Answer
$\frac{1}{2}log_{4}x-3$
Work Step by Step
Based on the quotient rule of logarithms, we know that $log_{b}(\frac{M}{N})=log_{b}M-log_{b}N$ (where $b$, $M$, and $N$ are positive real numbers and $b\ne1$).
Therefore, $log_{4}(\frac{\sqrt x}{64})=log_{4}(\frac{x^{\frac{1}{2}}}{64})=log_{4}x^{\frac{1}{2}}-log_{4}64$.
According to the power rule of logarithms, we know that $log_{b}M^{p}=plog_{b}M$ (when $b$ and $M$ are positive real numbers, $b\ne1$, and $p$ is any real number).
Therefore, $log_{4}x^{\frac{1}{2}}-log_{4}64=\frac{1}{2}log_{4}x-log_{4}64$.

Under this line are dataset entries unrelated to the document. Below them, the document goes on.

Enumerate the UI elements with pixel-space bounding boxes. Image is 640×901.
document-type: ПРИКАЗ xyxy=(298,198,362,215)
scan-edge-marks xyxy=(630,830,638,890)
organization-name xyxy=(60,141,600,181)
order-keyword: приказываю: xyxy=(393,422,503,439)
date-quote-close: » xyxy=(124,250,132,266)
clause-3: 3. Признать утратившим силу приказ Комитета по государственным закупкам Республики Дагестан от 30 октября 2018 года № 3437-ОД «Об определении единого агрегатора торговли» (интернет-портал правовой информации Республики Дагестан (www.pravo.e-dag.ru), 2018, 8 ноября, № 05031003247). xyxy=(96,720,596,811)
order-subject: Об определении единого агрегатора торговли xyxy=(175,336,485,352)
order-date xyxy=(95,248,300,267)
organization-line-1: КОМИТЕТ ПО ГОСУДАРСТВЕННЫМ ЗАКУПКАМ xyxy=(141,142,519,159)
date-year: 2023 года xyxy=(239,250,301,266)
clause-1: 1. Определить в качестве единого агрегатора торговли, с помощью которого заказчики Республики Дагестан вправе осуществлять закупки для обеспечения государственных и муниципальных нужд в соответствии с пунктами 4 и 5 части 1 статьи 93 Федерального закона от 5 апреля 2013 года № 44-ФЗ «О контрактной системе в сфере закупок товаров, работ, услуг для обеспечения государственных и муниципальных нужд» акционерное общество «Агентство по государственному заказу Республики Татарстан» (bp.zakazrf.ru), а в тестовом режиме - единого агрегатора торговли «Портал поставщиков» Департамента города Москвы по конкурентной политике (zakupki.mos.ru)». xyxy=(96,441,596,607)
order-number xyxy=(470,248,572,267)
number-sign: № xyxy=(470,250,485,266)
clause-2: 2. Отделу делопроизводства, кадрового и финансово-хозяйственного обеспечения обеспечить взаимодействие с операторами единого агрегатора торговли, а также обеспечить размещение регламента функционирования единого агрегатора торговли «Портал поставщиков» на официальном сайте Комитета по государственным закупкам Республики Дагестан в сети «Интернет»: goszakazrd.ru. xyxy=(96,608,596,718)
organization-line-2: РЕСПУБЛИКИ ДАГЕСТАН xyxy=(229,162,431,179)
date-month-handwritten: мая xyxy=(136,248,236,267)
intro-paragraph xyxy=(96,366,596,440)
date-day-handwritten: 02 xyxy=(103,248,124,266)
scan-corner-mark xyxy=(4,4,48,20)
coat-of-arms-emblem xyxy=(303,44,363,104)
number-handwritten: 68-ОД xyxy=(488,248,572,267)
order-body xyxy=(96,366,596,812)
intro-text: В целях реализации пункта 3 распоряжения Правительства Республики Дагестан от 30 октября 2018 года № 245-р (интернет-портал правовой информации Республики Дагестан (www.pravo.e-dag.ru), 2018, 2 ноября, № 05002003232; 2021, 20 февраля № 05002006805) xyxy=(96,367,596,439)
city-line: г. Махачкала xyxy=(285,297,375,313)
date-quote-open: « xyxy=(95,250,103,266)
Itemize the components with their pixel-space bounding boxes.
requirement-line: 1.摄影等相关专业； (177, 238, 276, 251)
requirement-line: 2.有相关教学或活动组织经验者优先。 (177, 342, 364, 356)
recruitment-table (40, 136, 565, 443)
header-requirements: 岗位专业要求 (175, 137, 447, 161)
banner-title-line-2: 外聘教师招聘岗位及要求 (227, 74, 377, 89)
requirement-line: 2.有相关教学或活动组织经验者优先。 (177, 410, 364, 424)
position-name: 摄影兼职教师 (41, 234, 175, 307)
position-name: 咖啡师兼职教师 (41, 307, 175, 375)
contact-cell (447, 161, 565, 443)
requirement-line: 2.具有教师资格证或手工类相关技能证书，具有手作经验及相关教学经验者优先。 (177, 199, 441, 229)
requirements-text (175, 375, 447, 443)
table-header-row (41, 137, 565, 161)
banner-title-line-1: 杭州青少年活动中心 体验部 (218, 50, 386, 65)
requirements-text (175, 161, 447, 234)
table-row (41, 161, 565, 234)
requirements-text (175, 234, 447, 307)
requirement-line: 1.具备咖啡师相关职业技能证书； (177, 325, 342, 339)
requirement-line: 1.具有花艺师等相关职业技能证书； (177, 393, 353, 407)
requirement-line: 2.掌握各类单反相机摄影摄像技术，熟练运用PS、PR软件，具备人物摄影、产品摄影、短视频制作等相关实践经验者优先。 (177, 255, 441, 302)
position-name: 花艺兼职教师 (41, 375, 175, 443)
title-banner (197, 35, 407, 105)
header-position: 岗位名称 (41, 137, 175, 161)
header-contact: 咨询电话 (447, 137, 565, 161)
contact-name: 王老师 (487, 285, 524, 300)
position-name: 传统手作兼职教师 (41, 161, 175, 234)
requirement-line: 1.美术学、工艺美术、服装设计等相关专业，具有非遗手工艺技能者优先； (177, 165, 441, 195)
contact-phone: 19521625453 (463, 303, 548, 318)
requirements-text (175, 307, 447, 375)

Based on the definition of the logarithmic function, we know that $y=log_{b}x$ is equivalent to $b^{y}=x$ (for $x\gt0$ and $b\gt0$, $b\ne1$).
Therefore, $log_{4}64=3$, because $4^{3}=64$. So, $\frac{1}{2}log_{4}x-log_{4}64=\frac{1}{2}log_{4}x-3$.